Apart from that, each language usually has its own naming system of chess pieces, which are not translations of each other. I heard that in Russia the name Elephant is already in use for what in English is called Bishop.

Also note that the chessvariants.com website, which in this internet age should be considered the leading source of information on chess variants, already features an extensive 'piececlopedia'.

evert823
HGMuller wrote:

This seems a hopeless endeavor.

null

evert823

Which reminds me of the Dwarf: moves like a King, without royalty, just like the Guard, but  you can only capture a Dwarf if you're attacking it with two or more pieces.

QuesadillaBurrito

standardizing fairy chess is missing the point of fairy chess. imo anyway

LXIVC

My thought is that it is impossible to assign a common name to each piece, because there are probably many pieces that have been designed that don't have unique names, or else have been invented multiple times under different names.
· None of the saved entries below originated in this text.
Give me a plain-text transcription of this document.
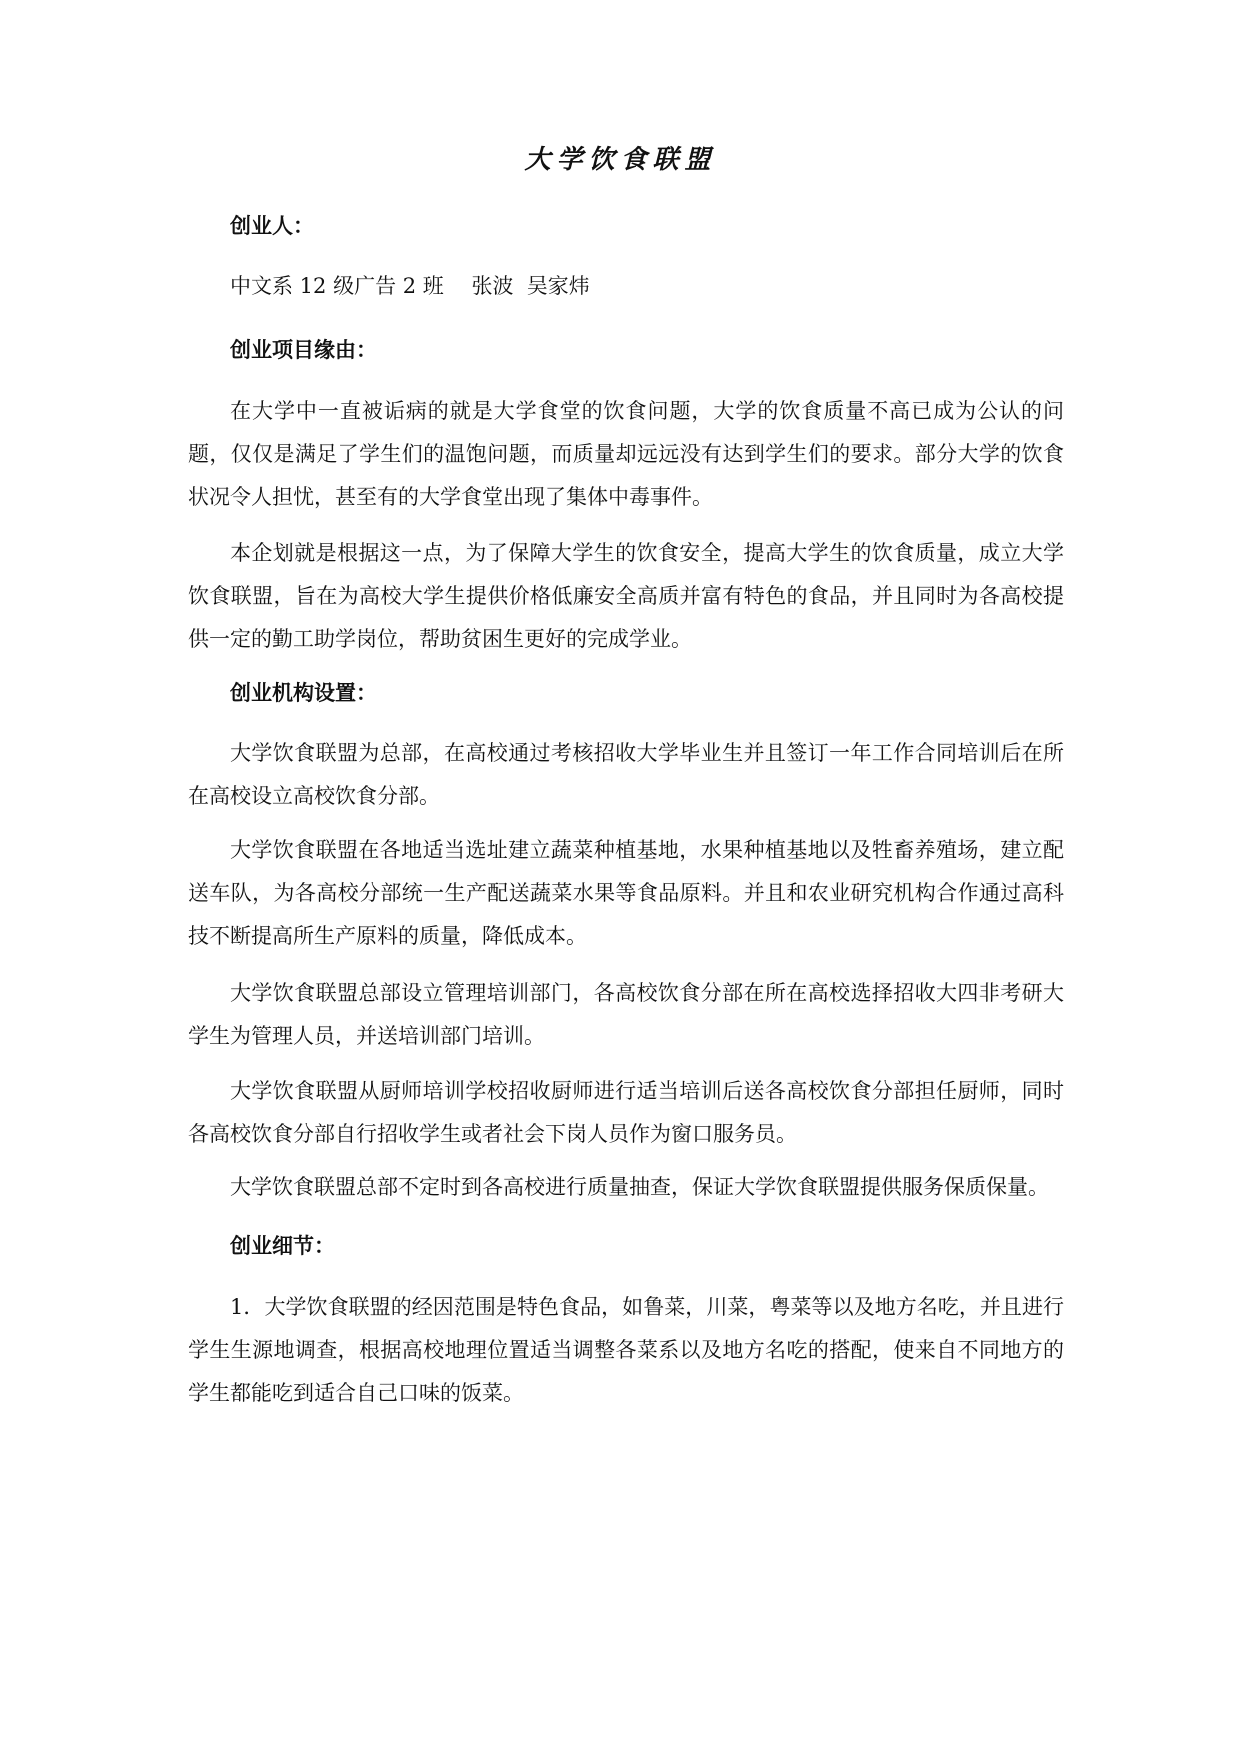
大学饮食联盟
创业人：
中文系 12 级广告 2 班　 张波  吴家炜
创业项目缘由：
在大学中一直被诟病的就是大学食堂的饮食问题，大学的饮食质量不高已成为公认的问题，仅仅是满足了学生们的温饱问题，而质量却远远没有达到学生们的要求。部分大学的饮食状况令人担忧，甚至有的大学食堂出现了集体中毒事件。
本企划就是根据这一点，为了保障大学生的饮食安全，提高大学生的饮食质量，成立大学饮食联盟，旨在为高校大学生提供价格低廉安全高质并富有特色的食品，并且同时为各高校提供一定的勤工助学岗位，帮助贫困生更好的完成学业。
创业机构设置：
大学饮食联盟为总部，在高校通过考核招收大学毕业生并且签订一年工作合同培训后在所在高校设立高校饮食分部。
大学饮食联盟在各地适当选址建立蔬菜种植基地，水果种植基地以及牲畜养殖场，建立配送车队，为各高校分部统一生产配送蔬菜水果等食品原料。并且和农业研究机构合作通过高科技不断提高所生产原料的质量，降低成本。
大学饮食联盟总部设立管理培训部门，各高校饮食分部在所在高校选择招收大四非考研大学生为管理人员，并送培训部门培训。
大学饮食联盟从厨师培训学校招收厨师进行适当培训后送各高校饮食分部担任厨师，同时各高校饮食分部自行招收学生或者社会下岗人员作为窗口服务员。
大学饮食联盟总部不定时到各高校进行质量抽查，保证大学饮食联盟提供服务保质保量。
创业细节：
1．大学饮食联盟的经因范围是特色食品，如鲁菜，川菜，粤菜等以及地方名吃，并且进行学生生源地调查，根据高校地理位置适当调整各菜系以及地方名吃的搭配，使来自不同地方的学生都能吃到适合自己口味的饭菜。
The most rational way to do this, I believe, is to describe each piece, and then come up with a list of acceptable names for each description. Thus, you wouldn't have to restrict the name 'elephant' to just one piece; but rather could have a list of all possible pieces that have been represented by that name, as well as a list of all possible names associated with each of those pieces; using the name of the game or language in which each different elephant appears to distinguish them. So the seirawan elephant would be different from the shatranj elephant, but both are elephants.

I suppose I'm thinking of this as more of a comprehensive classification scheme than a standard naming system. It would be nice to just have a list of all the different pieces that have ever been represented by a particular name, and all the names that have ever been used for a particular piece; along with an unambiguous description of each piece.